We found out about more about the projects the students ran at the Prior exhibition.
My practice has developed into two specific forms – alternative photographic processes and sculpture. Through visiting researching sites with two types of structures, I study interventions on the landscape.
The first it’s decaying modernist structures and the second is a transitional site where Post Modernist architecture re-emerges. By visiting each site over a period of months over different times of day, I record the transitional energy stored in the site in terms of how the site is built, reduced and standing derelict. The photographic element is firstly process led with presentation being the final element.

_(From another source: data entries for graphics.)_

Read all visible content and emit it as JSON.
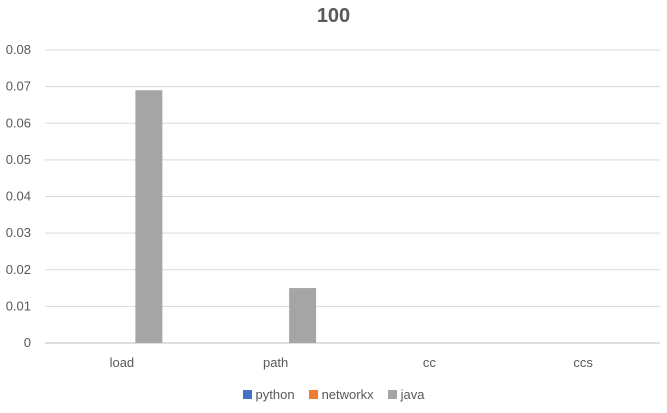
{
  "chart_data": {
    "type": "bar",
    "title": "100",
    "categories": [
      "load",
      "path",
      "cc",
      "ccs"
    ],
    "series": [
      {
        "name": "python",
        "color": "#4472C4",
        "values": [
          0,
          0,
          0,
          0
        ]
      },
      {
        "name": "networkx",
        "color": "#ED7D31",
        "values": [
          0,
          0,
          0,
          0
        ]
      },
      {
        "name": "java",
        "color": "#A5A5A5",
        "values": [
          0.069,
          0.015,
          0,
          0
        ]
      }
    ],
    "ylim": [
      0,
      0.08
    ],
    "yticks": [
      "0",
      "0.01",
      "0.02",
      "0.03",
      "0.04",
      "0.05",
      "0.06",
      "0.07",
      "0.08"
    ],
    "grid": true,
    "legend": "bottom"
  }
}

A photograph of a sculpture, made as part of an installation, converted into Base64 code. The code represents the image, and the sculpture yet is indecipherable. The code becomes an object on the page, a new language and text that cannot be read. Only the form can be read. The code is presented at a width of 72 characters using Courier; the width and font understood by the encoding software.
Photography is the beginning process within my work. The 6 photographs presented have derived from the use of a disposable camera which I have converted into digital image. The main aesthetics within my work convey memory and destruction. Destroying the negatives allow the photograph to never be the same – like memories, they are distorted and are never the original perception. My continuous theme is the disposition of memory that conveys a sense of place and location, arriving from the original space in which the photographs were taken.
The idea of using a 35mm disposable film camera prevents one from seeing the image once it has been taken, and once it has been taken it can not be erased. Presented is a series of 100 photographs that have been taken by numerous people over a seven day period, based on the everyday aesthetics of life. The photograph may be an error however conveyed is a memory to a specific place and time, allowing us gain a brief insight to someone without actually being fully aware, even when the time is no longer present.
Leanne Cunningham
Photographs consist of individual unique ID codes. I have applied the unique coding belonging to each image in order to produce sound as a means of persevering ephemerality through a completely different aspect as appose to a stillness on a page; scoring the codes onto musical stave. Presented is a selection of images used in order to contribute to the composition of the sound piece. The photographs are site specific and include visits to Denmark, Sweden and Poland. The form of both image and sound convey a sense of a visual diary, a documented journey.
These photographs are elements of documentation taken from specific locations around Preston.My experience of these sites has brought about the idea of sound as a constructive material; as an architectural element through which space materialises. The photos have been used to develop a process in which I translate the physical (architecture) into the intangible (sound).